L’occasione è stato un viaggio alle isole Fiji, in una barca a vela per sei persone, ma molto più stretta e più larga di quanto potessi immaginare.
La barca era ormeggiata a Lautoka, la Sugar city dell’isola di Viti Levu – la più grande delle isole che compongono l’arcipelago delle Fiji. Il soprannome – città dello zucchero – deriva dalla locale produzione di canna da zucchero che dà all’aria quel profumo inconfondibile. da luna park mischiato all’odore del mare
Avevo portato con me poche cose, qualche vestito, la macchina fotografica, qualche libro, l’immancabile lettore di mp3.
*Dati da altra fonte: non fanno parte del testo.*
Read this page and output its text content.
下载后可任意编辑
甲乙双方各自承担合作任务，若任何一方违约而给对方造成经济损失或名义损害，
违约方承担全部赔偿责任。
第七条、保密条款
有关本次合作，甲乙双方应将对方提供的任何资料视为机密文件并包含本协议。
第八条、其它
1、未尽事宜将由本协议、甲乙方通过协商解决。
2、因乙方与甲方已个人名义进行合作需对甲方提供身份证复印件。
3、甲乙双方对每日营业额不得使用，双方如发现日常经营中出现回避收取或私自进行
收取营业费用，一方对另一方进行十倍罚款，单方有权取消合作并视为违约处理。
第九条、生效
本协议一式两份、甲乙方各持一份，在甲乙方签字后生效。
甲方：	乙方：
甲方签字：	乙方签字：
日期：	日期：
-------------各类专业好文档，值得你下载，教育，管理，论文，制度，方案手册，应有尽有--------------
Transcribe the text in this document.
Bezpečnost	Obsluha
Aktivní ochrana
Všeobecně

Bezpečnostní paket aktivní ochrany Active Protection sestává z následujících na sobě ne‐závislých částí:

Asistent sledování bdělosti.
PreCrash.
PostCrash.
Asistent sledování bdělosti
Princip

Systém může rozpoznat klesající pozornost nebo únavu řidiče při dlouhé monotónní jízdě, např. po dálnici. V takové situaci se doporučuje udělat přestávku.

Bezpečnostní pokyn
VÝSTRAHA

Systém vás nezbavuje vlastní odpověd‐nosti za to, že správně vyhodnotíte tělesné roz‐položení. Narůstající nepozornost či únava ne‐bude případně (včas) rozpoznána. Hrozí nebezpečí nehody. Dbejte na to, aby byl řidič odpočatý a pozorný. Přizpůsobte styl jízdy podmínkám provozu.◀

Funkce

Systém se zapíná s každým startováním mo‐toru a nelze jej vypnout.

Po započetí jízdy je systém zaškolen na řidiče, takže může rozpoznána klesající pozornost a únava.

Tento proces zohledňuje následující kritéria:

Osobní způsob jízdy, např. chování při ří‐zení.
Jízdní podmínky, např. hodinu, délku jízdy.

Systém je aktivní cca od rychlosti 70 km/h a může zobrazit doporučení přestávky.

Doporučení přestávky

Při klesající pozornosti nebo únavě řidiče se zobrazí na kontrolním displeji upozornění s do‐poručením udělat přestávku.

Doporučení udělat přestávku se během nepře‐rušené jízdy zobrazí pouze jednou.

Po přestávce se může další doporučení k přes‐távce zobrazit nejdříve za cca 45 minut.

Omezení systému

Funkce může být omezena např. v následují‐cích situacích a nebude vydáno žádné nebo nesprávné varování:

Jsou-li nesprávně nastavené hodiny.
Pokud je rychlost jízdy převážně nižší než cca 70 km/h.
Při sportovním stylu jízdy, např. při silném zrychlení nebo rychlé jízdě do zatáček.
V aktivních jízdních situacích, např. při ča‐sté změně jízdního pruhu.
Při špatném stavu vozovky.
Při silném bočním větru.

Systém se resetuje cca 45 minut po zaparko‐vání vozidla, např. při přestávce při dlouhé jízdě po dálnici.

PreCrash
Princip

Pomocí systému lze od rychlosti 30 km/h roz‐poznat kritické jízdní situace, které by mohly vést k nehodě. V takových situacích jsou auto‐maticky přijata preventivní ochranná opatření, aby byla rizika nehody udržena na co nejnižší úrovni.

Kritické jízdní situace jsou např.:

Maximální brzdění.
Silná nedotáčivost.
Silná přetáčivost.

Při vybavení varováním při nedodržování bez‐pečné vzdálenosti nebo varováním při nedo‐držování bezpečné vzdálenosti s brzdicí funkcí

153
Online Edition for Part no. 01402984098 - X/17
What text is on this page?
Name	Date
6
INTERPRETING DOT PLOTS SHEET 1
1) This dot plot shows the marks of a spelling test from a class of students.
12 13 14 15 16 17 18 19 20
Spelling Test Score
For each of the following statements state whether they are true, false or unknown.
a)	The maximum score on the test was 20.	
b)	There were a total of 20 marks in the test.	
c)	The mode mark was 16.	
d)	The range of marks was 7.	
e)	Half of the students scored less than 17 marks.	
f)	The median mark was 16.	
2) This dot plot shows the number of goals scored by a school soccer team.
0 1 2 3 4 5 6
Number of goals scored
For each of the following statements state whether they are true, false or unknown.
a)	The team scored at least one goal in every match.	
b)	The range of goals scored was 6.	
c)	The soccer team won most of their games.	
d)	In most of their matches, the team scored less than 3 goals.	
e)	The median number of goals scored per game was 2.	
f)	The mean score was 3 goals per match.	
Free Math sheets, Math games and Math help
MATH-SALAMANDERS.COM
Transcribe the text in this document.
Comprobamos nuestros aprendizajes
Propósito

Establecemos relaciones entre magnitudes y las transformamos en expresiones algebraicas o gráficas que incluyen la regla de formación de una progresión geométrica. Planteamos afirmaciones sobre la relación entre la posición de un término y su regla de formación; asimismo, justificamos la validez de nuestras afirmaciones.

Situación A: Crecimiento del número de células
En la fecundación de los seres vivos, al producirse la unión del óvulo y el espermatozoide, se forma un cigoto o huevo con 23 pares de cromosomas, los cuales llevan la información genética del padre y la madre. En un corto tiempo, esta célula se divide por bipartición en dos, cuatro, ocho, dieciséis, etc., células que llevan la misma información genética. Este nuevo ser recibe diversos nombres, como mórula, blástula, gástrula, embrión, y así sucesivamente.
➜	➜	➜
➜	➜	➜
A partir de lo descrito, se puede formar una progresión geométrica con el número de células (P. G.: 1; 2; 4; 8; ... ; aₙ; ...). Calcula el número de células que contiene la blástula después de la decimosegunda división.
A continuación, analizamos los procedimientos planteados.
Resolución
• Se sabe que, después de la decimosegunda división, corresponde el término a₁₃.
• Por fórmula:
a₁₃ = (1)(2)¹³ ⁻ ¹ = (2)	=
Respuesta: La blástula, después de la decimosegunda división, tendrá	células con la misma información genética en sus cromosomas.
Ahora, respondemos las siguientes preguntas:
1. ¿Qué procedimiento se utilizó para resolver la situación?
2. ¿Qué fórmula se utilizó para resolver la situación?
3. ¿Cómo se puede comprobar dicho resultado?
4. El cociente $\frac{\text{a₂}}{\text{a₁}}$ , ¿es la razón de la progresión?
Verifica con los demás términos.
In barca impari che non c’è nulla di cui hai bisogno, se non l’essere lì in quel momento. Sempre. Una sorta di hic et nunc portato ai giorni nostri.
Impari ad apprezzare il cibo fresco, perché non sai quando ne avrai ancora; a rispettare gli spazi, perché sono angusti ma possono anche essere troppo larghi e inghiottirti. Impari la condivisione: di un libro, di un gesto, del cielo stellato (e così stellato credevi di non averlo visto mai); a contare i giorni con le maree, quando sei costretto a rimanere all’ancora, e lo struggente desiderio di muoversi se la costrizione permane per più giorni. Impari che i suoni della natura possono confortare meglio di un paio di auricolari e che una mano sulla spalla può commuovere.
Alle Fiji, poi, impari anche che l’acqua della noce di cocco ancora verde è la tua salvezza dalla sete e che il frutto dell’albero del pane (Artocarpus altilis) è qualcosa che non potrai dimenticare (nè davvero descrivere a parole). Ti insegna a spogliarti del mondo, di ciò che non serve ed è solo bigiotteria umana.
Ti riporta alla dimensione di te stesso. Ed è un bel sentire.